Why do most internet of things (IoT) analytics operations occur in the cloud? The public cloud offers a centralised location for large amounts of affordable storage and computing power. But there are many instances in which it makes more sense to perform analytics closer to the thing or activity that is generating or collecting data – equipment deployed at customer sites.
This is particularly true in industrial and manufacturing environments, which are familiar with the challenges of managing massive amounts of unstructured data, but may lag when it comes to the virtualisation of IT infrastructure.
Industrial cloud market development
Advances in intelligent process manufacturing, factory automation, artificial intelligence and machine learning models all benefit from edge analytics implementations, yet will likely become islands of automation without a cohesive industrial cloud computing platform.
The industrial cloud covers everything from the factory floor to the industrial campus, and it is unifying the supply chain as companies employ a combination of digital business, product, manufacturing, asset, and logistics planning to streamline operations across both internal and external processes.
Industrial cloud applications make it easier to optimise asset and process allocations by modeling the physical world and use data and subsequent insights to enable new services or improve control over environmental, health, and safety issues.
The virtualisation of business-critical infrastructure is transforming the production and distribution of goods and services throughout the supply chain, as industrial organisations shift focus to hybrid cloud computing deployments that connect and integrate on-premise IT resources with public cloud resources.
According to the latest worldwide market study by ABI Research, hybrid industrial cloud adoption will more than double over the next five years at a respectable 21.1 percent CAGR.
Initial IoT deployments in industrial markets reflect the sector's machine to machine (M2M) heritage: private cloud infrastructure as a service (IaaS). The private IaaS model served as a solid starting point for many organisations that wanted the benefit of cloud scale, but with minimal interruption to normal IT operations.
The industrial cloud platform as a service (PaaS) model extended the functional capabilities of on-premise IaaS solutions by shifting commodity tasks – such as capacity planning, software maintenance, patching — to public cloud service providers.

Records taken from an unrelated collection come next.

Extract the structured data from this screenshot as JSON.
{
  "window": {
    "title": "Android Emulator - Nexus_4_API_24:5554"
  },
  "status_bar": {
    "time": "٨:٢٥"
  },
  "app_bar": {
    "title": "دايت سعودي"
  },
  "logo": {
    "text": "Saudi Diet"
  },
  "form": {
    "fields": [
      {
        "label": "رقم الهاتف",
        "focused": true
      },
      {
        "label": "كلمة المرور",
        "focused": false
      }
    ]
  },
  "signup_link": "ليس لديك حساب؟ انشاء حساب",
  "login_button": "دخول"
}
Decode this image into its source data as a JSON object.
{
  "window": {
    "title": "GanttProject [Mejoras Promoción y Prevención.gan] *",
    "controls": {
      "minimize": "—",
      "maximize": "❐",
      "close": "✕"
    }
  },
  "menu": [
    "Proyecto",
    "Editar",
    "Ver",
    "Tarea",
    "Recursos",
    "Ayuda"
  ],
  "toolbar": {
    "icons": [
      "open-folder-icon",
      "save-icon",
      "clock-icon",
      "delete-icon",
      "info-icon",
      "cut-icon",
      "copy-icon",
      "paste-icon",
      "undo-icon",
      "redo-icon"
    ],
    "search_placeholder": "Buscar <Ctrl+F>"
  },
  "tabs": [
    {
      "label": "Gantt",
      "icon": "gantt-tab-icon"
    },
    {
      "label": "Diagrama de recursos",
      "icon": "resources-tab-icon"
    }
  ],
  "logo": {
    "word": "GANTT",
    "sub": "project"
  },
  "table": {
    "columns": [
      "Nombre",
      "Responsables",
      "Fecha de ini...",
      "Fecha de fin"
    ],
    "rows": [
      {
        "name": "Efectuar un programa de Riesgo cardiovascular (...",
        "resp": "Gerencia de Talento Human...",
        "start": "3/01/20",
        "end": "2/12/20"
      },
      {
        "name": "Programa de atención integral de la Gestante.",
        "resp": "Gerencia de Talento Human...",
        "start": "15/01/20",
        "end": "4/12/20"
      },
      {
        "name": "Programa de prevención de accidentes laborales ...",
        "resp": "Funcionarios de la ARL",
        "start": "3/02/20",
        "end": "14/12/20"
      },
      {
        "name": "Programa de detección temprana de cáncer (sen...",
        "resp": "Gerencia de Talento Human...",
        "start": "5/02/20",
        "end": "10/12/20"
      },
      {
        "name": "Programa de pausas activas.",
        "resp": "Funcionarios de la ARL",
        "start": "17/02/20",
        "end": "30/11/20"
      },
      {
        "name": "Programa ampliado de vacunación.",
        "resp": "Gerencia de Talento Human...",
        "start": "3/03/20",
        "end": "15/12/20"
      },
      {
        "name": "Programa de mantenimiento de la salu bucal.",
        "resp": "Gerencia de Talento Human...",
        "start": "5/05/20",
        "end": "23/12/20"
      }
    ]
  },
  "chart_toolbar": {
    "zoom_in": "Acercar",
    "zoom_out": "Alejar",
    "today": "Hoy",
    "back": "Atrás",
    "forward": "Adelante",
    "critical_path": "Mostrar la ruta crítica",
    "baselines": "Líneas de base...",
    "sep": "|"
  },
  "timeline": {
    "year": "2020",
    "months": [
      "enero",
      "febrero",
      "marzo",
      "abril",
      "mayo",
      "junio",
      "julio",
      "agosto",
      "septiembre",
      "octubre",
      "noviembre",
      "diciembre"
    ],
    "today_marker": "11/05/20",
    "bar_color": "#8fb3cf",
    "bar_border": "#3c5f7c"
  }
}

Software as a service (SaaS) took it a step further but in the form of managed services.
"Manufacturing and industrial organisations were not born from the same digital core as the people they employ or the products they produce," said Ryan Martin, principal analyst at ABI Research. "But they also harness some of the greatest potential thanks to massive amounts of untapped plant and process log data. Harvested with the right analytical tools and guidance, these data streams can deliver value greater than the sum of their parts."
The factory floor’s historical predisposition toward on-premise solutions has been supplanted by a campus-led approach underscored by a more recent push to connect HMI, SCADA, and control networks to higher-level enterprise systems, as well as the public cloud.

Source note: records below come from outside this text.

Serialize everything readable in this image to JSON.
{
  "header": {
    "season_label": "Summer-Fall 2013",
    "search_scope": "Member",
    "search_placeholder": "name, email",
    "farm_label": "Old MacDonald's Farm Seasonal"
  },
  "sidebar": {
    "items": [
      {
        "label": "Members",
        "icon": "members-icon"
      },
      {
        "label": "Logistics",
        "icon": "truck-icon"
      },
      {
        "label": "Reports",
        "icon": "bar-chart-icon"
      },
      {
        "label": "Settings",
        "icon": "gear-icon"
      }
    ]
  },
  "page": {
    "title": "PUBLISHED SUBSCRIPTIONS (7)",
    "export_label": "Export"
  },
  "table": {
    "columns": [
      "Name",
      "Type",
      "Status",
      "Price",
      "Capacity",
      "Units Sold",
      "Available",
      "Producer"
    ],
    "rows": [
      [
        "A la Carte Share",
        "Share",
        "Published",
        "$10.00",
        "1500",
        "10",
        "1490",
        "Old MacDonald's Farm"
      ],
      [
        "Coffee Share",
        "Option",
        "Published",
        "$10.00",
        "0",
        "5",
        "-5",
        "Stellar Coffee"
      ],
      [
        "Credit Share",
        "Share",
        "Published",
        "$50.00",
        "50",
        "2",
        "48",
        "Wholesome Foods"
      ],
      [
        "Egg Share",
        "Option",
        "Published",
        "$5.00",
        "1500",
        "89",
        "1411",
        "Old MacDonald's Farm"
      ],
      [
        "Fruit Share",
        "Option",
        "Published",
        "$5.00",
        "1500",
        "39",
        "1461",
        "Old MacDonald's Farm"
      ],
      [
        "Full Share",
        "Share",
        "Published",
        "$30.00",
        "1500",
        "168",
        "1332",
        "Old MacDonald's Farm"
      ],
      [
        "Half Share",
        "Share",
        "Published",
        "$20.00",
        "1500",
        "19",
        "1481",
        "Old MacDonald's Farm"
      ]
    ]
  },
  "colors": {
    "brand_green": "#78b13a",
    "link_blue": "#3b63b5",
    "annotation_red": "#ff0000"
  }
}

However, getting to the point where all these moving pieces come together in a real-world, production environment can be messy. Many operational technology (OT) devices come up short in key areas such as interoperability and security due to the prevalence of proprietary protocols in the legacy M2M market.
Outlook for industrial cloud app development
"Most OT systems depend on infrastructure with lifetimes measured in decades, while IT systems can be upgraded frequently at little or no cost," concludes Martin.
As a result, industrial and manufacturing markets typically employ a staged technology integration strategy that favors suppliers whose hardware, software, and services can be acquired incrementally, with minimal disruption to existing operations. The hybrid IT infrastructure models can fit very well in this operational environment.